Zinserhöhungen

Lagarde stemmt sich gegen Markt­spekulationen

In ungewöhnlich deutlicher Form hat EZB-Präsidentin Christine Lagarde Investoren und andere Marktakteure davor gewarnt, die Bereitschaft der Europäischen Zentralbank (EZB) zu weiteren Zinserhöhungen zu unterschätzen.

Lagarde stemmt sich gegen Markt­spekulationen

ms/ck Frankfurt

In ungewöhnlich deutlicher Form hat EZB-Präsidentin Christine Lagarde Investoren und andere Marktakteure davor gewarnt, die Bereitschaft der Europäischen Zentralbank (EZB) zu weiteren Zinserhöhungen zu unterschätzen. Beim Weltwirtschaftsforum in Davos sagte Lagarde am Donnerstag auf die Frage, warum die EZB die Finanzmärkte nicht überzeugen könne: „Ich würde diesen nahelegen, ihre Position zu überdenken. Ich denke, sie wären gut beraten, das zu tun.“ Die Inflation im Euroraum sei immer noch viel zu hoch und die EZB müsse Kurs halten.

Seit dem Jahreswechsel haben an den Märkten Spekulationen zugenommen, dass die EZB ihre Leitzinsen doch nicht mehr so deutlich anhebt wie noch Mitte Dezember signalisiert. Hintergrund ist der unerwartet deutliche Rückgang der Inflation Ende 2022 – kombiniert mit der deutlichen Abkühlung der Euro-Wirtschaft. Teilweise werden sogar schon Zinssenkungen in der zweiten Jahreshälfte eingepreist. Die Inflation lag im Dezember aber immer noch bei 9,2%, und zumindest eine schwere Rezession erscheint zunehmend unwahrscheinlich.

„Die Inflation ist auf jeden Fall viel zu hoch, egal wie man sie betrachtet“, sagte Lagarde. „Wir werden den Kurs so lange beibehalten, bis wir uns lange genug im restriktiven Bereich bewegt haben, um die Inflation rechtzeitig wieder auf 2% zurückzubringen.“ Unter einem restriktiven Ni­veau verstehen Volkswirte ein Zinsniveau, mit dem eine Volkswirtschaft gebremst wird. Mitte Dezember hatte Lagarde Zinserhöhungen um jeweils 50 Basispunkte im Februar und März signalisiert. Seit Juli hat die EZB ihre Schlüsselsätze um 250 Basispunkte erhöht – so aggressiv wie nie.

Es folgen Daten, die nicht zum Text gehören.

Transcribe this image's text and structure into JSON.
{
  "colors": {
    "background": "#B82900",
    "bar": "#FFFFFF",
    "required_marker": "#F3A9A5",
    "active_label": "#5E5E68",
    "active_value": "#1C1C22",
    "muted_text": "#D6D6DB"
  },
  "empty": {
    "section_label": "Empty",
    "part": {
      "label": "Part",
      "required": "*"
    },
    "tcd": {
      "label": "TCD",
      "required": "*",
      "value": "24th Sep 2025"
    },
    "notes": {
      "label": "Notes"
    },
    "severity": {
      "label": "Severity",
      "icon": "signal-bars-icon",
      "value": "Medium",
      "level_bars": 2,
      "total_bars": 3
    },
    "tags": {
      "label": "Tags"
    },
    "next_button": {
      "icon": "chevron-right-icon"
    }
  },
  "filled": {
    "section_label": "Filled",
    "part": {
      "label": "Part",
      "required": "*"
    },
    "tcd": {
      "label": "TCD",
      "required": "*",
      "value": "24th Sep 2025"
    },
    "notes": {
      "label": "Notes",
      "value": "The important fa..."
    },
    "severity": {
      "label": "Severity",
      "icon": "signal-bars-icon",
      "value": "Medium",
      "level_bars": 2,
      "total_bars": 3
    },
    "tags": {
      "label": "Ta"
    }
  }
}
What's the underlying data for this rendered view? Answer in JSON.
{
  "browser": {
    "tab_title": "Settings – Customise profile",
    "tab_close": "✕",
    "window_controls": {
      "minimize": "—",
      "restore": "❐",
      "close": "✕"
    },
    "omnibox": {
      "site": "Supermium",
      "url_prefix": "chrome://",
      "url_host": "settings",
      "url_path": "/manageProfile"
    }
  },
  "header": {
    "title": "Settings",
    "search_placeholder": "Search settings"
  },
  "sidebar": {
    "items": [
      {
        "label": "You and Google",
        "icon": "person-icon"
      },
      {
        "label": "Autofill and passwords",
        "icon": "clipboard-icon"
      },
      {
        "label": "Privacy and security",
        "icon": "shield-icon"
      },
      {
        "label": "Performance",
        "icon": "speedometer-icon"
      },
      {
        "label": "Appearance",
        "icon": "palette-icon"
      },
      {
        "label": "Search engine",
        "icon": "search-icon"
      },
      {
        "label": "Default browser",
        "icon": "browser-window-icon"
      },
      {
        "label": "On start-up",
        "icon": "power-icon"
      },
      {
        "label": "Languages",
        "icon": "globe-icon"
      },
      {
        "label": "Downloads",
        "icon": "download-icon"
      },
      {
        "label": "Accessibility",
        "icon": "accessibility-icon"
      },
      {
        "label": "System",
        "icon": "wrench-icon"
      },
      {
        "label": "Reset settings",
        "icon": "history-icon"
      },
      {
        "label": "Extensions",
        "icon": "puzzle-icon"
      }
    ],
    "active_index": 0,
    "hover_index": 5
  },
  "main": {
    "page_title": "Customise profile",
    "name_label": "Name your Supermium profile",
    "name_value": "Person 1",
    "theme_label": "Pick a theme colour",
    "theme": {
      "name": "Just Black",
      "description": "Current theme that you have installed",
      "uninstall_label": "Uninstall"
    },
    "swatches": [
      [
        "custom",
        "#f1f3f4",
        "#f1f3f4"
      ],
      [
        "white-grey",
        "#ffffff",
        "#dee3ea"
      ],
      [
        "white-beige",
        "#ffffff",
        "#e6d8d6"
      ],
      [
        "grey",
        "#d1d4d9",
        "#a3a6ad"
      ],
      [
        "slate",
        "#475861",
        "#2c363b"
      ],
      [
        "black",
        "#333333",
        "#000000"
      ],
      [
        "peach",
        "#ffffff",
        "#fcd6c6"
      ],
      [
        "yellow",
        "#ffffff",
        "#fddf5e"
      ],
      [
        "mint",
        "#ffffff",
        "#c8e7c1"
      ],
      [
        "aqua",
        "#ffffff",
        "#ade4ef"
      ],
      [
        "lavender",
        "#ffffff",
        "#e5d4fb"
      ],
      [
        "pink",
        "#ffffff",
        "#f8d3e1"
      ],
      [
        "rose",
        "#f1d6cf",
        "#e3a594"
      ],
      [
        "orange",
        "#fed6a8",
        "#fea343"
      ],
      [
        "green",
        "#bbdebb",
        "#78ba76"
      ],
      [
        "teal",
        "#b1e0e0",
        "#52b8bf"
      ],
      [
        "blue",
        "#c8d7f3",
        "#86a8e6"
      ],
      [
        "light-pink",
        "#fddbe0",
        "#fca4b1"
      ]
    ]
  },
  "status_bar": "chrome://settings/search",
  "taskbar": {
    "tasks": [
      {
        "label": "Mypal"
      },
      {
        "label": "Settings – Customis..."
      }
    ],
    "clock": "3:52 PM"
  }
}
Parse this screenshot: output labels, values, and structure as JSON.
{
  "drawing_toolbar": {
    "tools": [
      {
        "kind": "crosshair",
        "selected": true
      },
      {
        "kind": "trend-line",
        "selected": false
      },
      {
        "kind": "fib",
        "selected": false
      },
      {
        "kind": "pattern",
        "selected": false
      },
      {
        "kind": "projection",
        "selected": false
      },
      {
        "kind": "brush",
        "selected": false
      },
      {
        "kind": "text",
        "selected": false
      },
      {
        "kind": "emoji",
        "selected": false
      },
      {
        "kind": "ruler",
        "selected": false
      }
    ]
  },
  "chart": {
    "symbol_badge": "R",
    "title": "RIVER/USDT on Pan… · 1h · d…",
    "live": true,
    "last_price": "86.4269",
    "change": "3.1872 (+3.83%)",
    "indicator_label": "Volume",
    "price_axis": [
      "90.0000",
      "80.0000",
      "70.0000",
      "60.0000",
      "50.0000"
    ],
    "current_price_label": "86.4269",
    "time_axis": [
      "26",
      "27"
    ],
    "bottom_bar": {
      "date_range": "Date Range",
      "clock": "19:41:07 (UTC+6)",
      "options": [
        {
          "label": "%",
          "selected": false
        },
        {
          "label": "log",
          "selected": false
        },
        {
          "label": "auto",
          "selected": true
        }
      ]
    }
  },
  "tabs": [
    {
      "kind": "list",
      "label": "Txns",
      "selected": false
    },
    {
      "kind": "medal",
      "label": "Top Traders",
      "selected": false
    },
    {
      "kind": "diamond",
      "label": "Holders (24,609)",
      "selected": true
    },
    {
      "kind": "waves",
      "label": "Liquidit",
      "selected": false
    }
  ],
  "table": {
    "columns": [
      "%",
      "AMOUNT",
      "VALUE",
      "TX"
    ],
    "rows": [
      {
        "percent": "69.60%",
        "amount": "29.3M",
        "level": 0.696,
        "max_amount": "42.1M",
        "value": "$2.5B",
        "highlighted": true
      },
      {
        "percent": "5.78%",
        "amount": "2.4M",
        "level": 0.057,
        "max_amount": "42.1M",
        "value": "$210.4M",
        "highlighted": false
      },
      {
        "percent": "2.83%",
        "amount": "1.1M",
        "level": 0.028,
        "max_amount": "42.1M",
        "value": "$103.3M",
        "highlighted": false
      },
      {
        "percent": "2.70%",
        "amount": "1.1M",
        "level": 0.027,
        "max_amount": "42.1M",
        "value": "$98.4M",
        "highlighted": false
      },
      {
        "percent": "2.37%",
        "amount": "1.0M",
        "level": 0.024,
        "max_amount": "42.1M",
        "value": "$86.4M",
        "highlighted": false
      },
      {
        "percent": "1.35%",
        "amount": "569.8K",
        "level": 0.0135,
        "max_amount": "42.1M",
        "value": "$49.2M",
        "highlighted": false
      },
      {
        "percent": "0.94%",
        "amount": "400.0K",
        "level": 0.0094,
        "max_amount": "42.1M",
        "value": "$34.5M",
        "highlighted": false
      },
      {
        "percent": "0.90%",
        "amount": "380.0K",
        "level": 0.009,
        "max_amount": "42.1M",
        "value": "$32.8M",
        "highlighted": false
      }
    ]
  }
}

Nicht nur die EZB kämpft damit, dass die Märkte weniger Zinserhöhungen und frühe Zinssenkungen einpreisen als signalisiert. Ähnliches gilt etwa auch für die US-Notenbank Fed. Diese Erwartungen führen dazu, dass sich die Finanzierungsbedingungen lockern – was die geldpolitische Straffung teils konterkariert.

Die gedämpften Hoffnungen auf weniger deutlich steigende Zinsen belasteten den Anleihemarkt. Die zehnjährige Bundrendite stieg um 5 Stellen auf 2,06%. Der Dax wurde auch von Rezessionssorgen gedrückt und sank unter die Marke von 15000 Zählern. Zuletzt lag er mit einem Minus von 1,7% bei 14920 Punkten.